Volkssolidarität


RV Magdeburg-Jerichower Land

Sie ist eine vielbeschäftigte Frau und eine Ehrenamtlerin mit viel Herz

Sie ist eine vielbeschäftigte Frau bei der Volkssolidarität. Jeden Dienstagvormittag herrscht bei ihr in der Leipziger Straße Hochbetrieb. Da kommen aus allen Teilen der Stadt Mitglieder aus den Ortsgruppen, um ihre Eintrittskarten abzuholen. Ob Theater, Konzert, Kabarett, Dampferfahrt oder bunte Veranstaltung, Isolde Jörß hat alles im Griff. Die Vorbereitung dazu trifft sie zu Hause. Dort werden die Karten vorsortiert. "Da sieht mein Wohnzimmer manchmal aus wie ein Großraumbüro" erzählt sie schmunzelnd.

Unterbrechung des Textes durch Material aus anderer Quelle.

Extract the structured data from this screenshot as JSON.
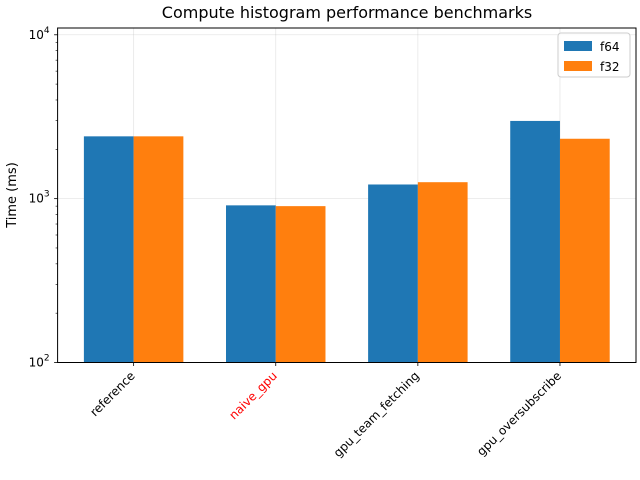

Zur Volkssolidarität fand die 66jährige durch eine Arbeitsbeschaffungs-maßnahme als Seniorenbetreuer, die sie 1994 bekam. Schon damals interessierte sie sich für das kulturelle Leben im Verein. Mit Ende der ABM entschloss sie sich, ehrenamtlich weiter mitzuarbeiten. Sie wurde Mitglied der Arbeitsgruppe Sozialkultur des Stadtverbandes und als "rechte Hand" unentbehrliche Helferin von Gertrud Deupert, der Leiterin dieser Arbeitsgruppe.

Dabei hat Isolde Jörß ursprünglich einen ganz anderen Beruf erlernt. Die Thüringerin war in jungen Jahren Weberin in einem Textilbetrieb. Später war sie viele Jahre Disponentin im Großhandel bis sie 1992 arbeitslos wurde. Mit ihrem zweiten Ehemann lebte sie 10 Jahre lang in Wismar und begleitete ihn für drei Jahre an die Westküste Afrikas.

Viel Freude hat Isolde an ihren Enkeln. Sie liebt ihren Garten und hat Spaß an ihren Hobbys: Lesen und Handarbeiten. Und natürlich macht ihr auch ihre Tätigkeit bei der Volkssolidarität Freude, obwohl sie manchmal auch etwas stressig ist.

"Und Meckerer gibt es auch - zum Beispiel, wenn einmal jemand einen ungünstigen Sitzplatz erwischt hat". Aber die Mehrzahl der Senioren ist freundlich und dankbar, findet sie. Mit ihrer herzlichen und gewinnenden Art geht sie auf die Menschen zu und findet schnell Kontakt. Das ist auch der Grund für ihre Beliebtheit bei den Magdeburger Senioren. Deshalb hat sie ihr Engagement für die Volkssolidarität auch nie bereut. Isolde trägt bei ihrer Tätigkeit viel Verantwortung, hat sie doch stets mit Geld zu tun. Doch das ist für sie kein Problem, ist sie doch die Gewissenhaftigkeit in Person.

Auch bei den Partnern in den verschiedenen Kultureinrichtungen der Stadt ist sie eine geachtete Persönlichkeit. Ihre liebenswürdige und bescheidene Art wird sehr geschätzt. Durch ihre Arbeit hat sie mitgeholfen, dass im vergangenen Jahr mehr als 9.000 Besucher zu 46 Veranstaltungen der Volkssolidarität Magdeburg kommen konnten.

"Ganz nebenbei" ist Isolde Jörß ja auch noch in ihrer Ortsgruppe aktiv. Sie ist die stellvertretende Vorsitzende der Ortsgruppe 441 und - wie könnte es auch anders sein - verantwortliche "Kulturfrau".

Wie gut, dass die Volkssolidarität solche Ehrenamtliche hat!